Régis allait protester, mais Cassy l'en empêcha en plaquant un doigt sur ses lèvres. L'heure n'était pas à l'hésitation. Ils allaient devoir agir vite et bien, sans perdre de temps à tergiverser, s'ils voulaient tous avoir une chance de s'en sortir vivants.
- Va chercher quelques provisions dans la cuisine, suggéra l'adolescent, pendant que je te sors une boîte de poffins pour Galopa.
Cassy s'exécuta. Mieux valait partir avec un peu de nourriture en réserve, pour elle autant que son pokémon, car ils allaient sans doute devoir parcourir une longue route sans faire de haltes s'ils tenaient à échapper à leurs poursuivants. Elle sortit des placards tout ce qu'elle pouvait emporter avec elle, puis regagna le laboratoire.
Régis l'attendait, sous l'œil toujours abasourdi du professeur Chen, qui les avait suivis au rez-de-chaussée. Son Magby et son Noctali se tenaient tous deux aux côtés de leur jeune dresseur. Leur vue contraria Cassy.
- Tu as l'intention de te battre ? Je sais que tu es doué, mais ils sont certainement très nombreux, et...
- Non. Noctali est d'accord pour se laisser brûler.

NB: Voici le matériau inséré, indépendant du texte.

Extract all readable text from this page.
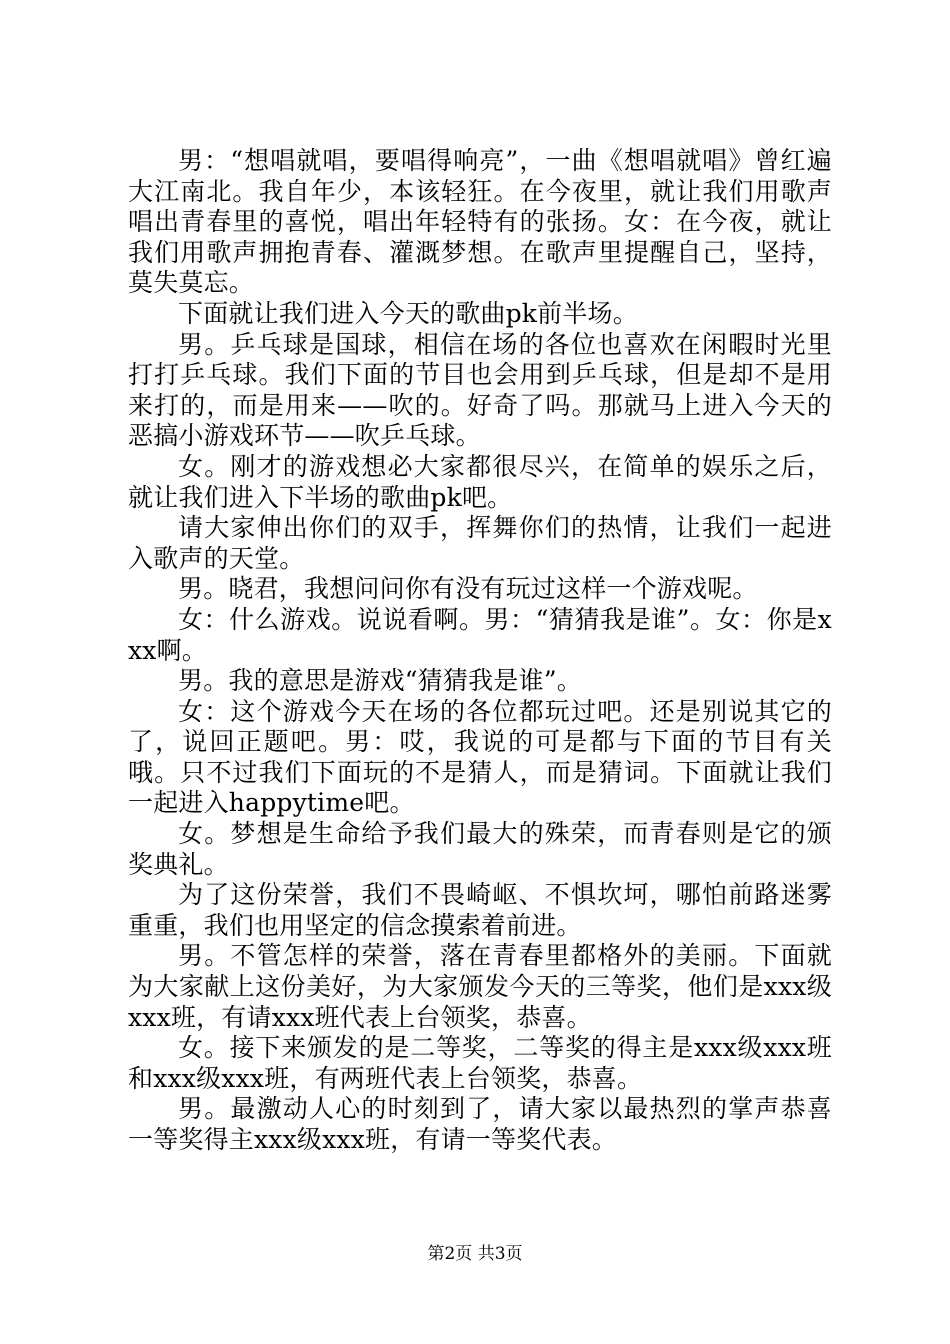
男：“想唱就唱，要唱得响亮”，一曲《想唱就唱》曾红遍大江南北。我自年少，本该轻狂。在今夜里，就让我们用歌声唱出青春里的喜悦，唱出年轻特有的张扬。女：在今夜，就让我们用歌声拥抱青春、灌溉梦想。在歌声里提醒自己，坚持，莫失莫忘。

下面就让我们进入今天的歌曲pk前半场。

男。乒乓球是国球，相信在场的各位也喜欢在闲暇时光里打打乒乓球。我们下面的节目也会用到乒乓球，但是却不是用来打的，而是用来——吹的。好奇了吗。那就马上进入今天的恶搞小游戏环节——吹乒乓球。

女。刚才的游戏想必大家都很尽兴，在简单的娱乐之后，就让我们进入下半场的歌曲pk吧。

请大家伸出你们的双手，挥舞你们的热情，让我们一起进入歌声的天堂。

男。晓君，我想问问你有没有玩过这样一个游戏呢。

女：什么游戏。说说看啊。男：“猜猜我是谁”。女：你是xxx啊。

男。我的意思是游戏“猜猜我是谁”。

女：这个游戏今天在场的各位都玩过吧。还是别说其它的了，说回正题吧。男：哎，我说的可是都与下面的节目有关哦。只不过我们下面玩的不是猜人，而是猜词。下面就让我们一起进入happytime吧。

女。梦想是生命给予我们最大的殊荣，而青春则是它的颁奖典礼。

为了这份荣誉，我们不畏崎岖、不惧坎坷，哪怕前路迷雾重重，我们也用坚定的信念摸索着前进。

男。不管怎样的荣誉，落在青春里都格外的美丽。下面就为大家献上这份美好，为大家颁发今天的三等奖，他们是xxx级xxx班，有请xxx班代表上台领奖，恭喜。

女。接下来颁发的是二等奖，二等奖的得主是xxx级xxx班和xxx级xxx班，有两班代表上台领奖，恭喜。

男。最激动人心的时刻到了，请大家以最热烈的掌声恭喜一等奖得主xxx级xxx班，有请一等奖代表。

第2页 共3页
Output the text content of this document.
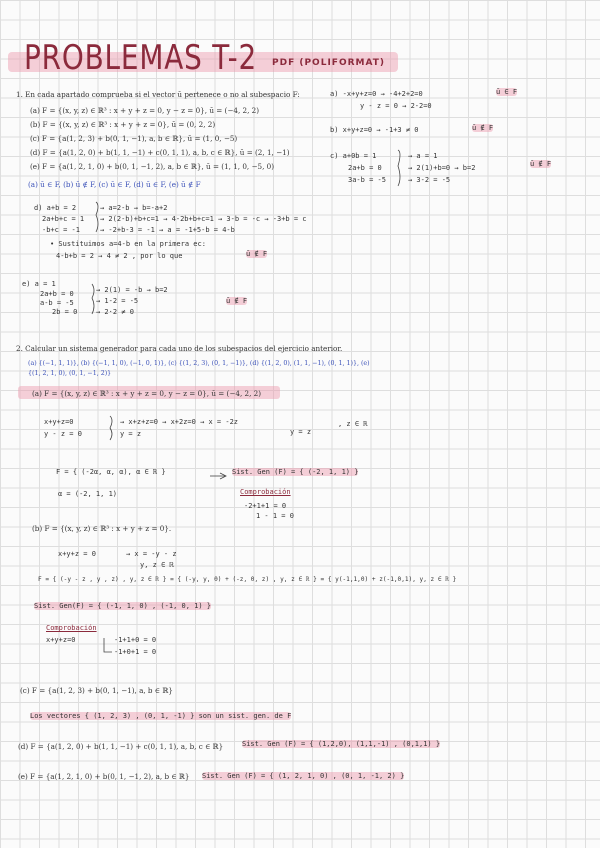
PROBLEMAS T-2 PDF (POLIFORMAT)
1. En cada apartado comprueba si el vector ū pertenece o no al subespacio F:
(a) F = {(x, y, z) ∈ ℝ³ : x + y + z = 0, y − z = 0}, ū = (−4, 2, 2)
(b) F = {(x, y, z) ∈ ℝ³ : x + y + z = 0}, ū = (0, 2, 2)
(c) F = {a(1, 2, 3) + b(0, 1, −1), a, b ∈ ℝ}, ū = (1, 0, −5)
(d) F = {a(1, 2, 0) + b(1, 1, −1) + c(0, 1, 1), a, b, c ∈ ℝ}, ū = (2, 1, −1)
(e) F = {a(1, 2, 1, 0) + b(0, 1, −1, 2), a, b ∈ ℝ}, ū = (1, 1, 0, −5, 0)
(a) ū ∈ F, (b) ū ∉ F, (c) ū ∈ F, (d) ū ∈ F, (e) ū ∉ F
a) -x+y+z=0 → -4+2+2=0	ū ∈ F
y - z = 0 → 2-2=0
b) x+y+z=0 → -1+3 ≠ 0	ū ∉ F
c) a+0b = 1	→ a = 1
2a+b = 0	→ 2(1)+b=0 → b=2	ū ∉ F
3a-b = -5	→ 3-2 = -5
d) a+b = 2	→ a=2-b → b=-a+2
2a+b+c = 1 → 2(2-b)+b+c=1 → 4-2b+b+c=1 → 3-b = -c → -3+b = c
-b+c = -1	→ -2+b-3 = -1 → a = -1+5-b = 4-b
• Sustituimos a=4-b en la primera ec:
4-b+b = 2 → 4 ≠ 2 , por lo que	ū ∉ F
e) a = 1
2a+b = 0	→ 2(1) = -b → b=2
a-b = -5	→ 1-2 = -5	ū ∉ F
2b = 0	→ 2·2 ≠ 0
2. Calcular un sistema generador para cada uno de los subespacios del ejercicio anterior.
(a) {(−1, 1, 1)}, (b) {(−1, 1, 0), (−1, 0, 1)}, (c) {(1, 2, 3), (0, 1, −1)}, (d) {(1, 2, 0), (1, 1, −1), (0, 1, 1)}, (e)
{(1, 2, 1, 0), (0, 1, −1, 2)}
(a) F = {(x, y, z) ∈ ℝ³ : x + y + z = 0, y − z = 0}, ū = (−4, 2, 2)
x+y+z=0	→ x+z+z=0 → x+2z=0 → x = -2z
y - z = 0	y = z	y = z
, z ∈ ℝ
F = { (-2α, α, α), α ∈ ℝ }
α = (-2, 1, 1)
Sist. Gen (F) = { (-2, 1, 1) }
Comprobación
-2+1+1 = 0
1 - 1 = 0
(b) F = {(x, y, z) ∈ ℝ³ : x + y + z = 0}.
x+y+z = 0	→ x = -y - z
y, z ∈ ℝ
F = { (-y - z , y , z) , y, z ∈ ℝ } = { (-y, y, 0) + (-z, 0, z) , y, z ∈ ℝ } = { y(-1,1,0) + z(-1,0,1), y, z ∈ ℝ }
Sist. Gen(F) = { (-1, 1, 0) , (-1, 0, 1) }
Comprobación
x+y+z=0	-1+1+0 = 0
-1+0+1 = 0
(c) F = {a(1, 2, 3) + b(0, 1, −1), a, b ∈ ℝ}
Los vectores { (1, 2, 3) , (0, 1, -1) } son un sist. gen. de F
(d) F = {a(1, 2, 0) + b(1, 1, −1) + c(0, 1, 1), a, b, c ∈ ℝ}	Sist. Gen (F) = { (1,2,0), (1,1,-1) , (0,1,1) }
(e) F = {a(1, 2, 1, 0) + b(0, 1, −1, 2), a, b ∈ ℝ} Sist. Gen (F) = { (1, 2, 1, 0) , (0, 1, -1, 2) }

Ces gens savent peut-être que tu as un Galopa et si je leur dis que j'ai tenté de te retenir pour te livrer à eux, mais que tu as blessé mon pokémon pour t'enfuir, ça n'en sera que plus crédible.
- Tu as raison. Tu es un génie, Régis. Si tu permets...
Avant qu'il n'ait le temps de réagir, Cassy avait déjà replié son bras pour lui asséner un coup de poing au visage. Elle se sentit terriblement coupable, mais au moins, son geste avait eu le résultat escompté. Le choc avait rougi le teint de son ami et un filet de sang s'écoulait de son nez.
- Pour me faire pardonner, ajouta-t-elle en l'embrassant sur la joue. Et pour te dire adieu.
- Au revoir, pas adieu, rectifia Régis.
Cassy aurait aimé le croire, mais elle savait qu'elle ne devrait jamais le revoir. Par sa faute, le professeur Chen et lui étaient menacés de mort. S'ils s'en sortaient tous vivants, elle ne courrait plus jamais le risque de les mettre en danger, or le meilleur moyen qu'elle aurait de les protéger, à l'avenir, serait de rompre définitivement tout lien avec le Bourg-Palette.
Le cœur lourd, luttant contre les larmes, la jeune fille se força à ne pas se retourner tandis qu'elle se dirigeait vers la porte du parc. Elle ne devait pas laisser ses émotions, aussi douloureuses soient-elles, la dominer. Si elle voulait survivre, elle allait avoir besoin de toute sa lucidité.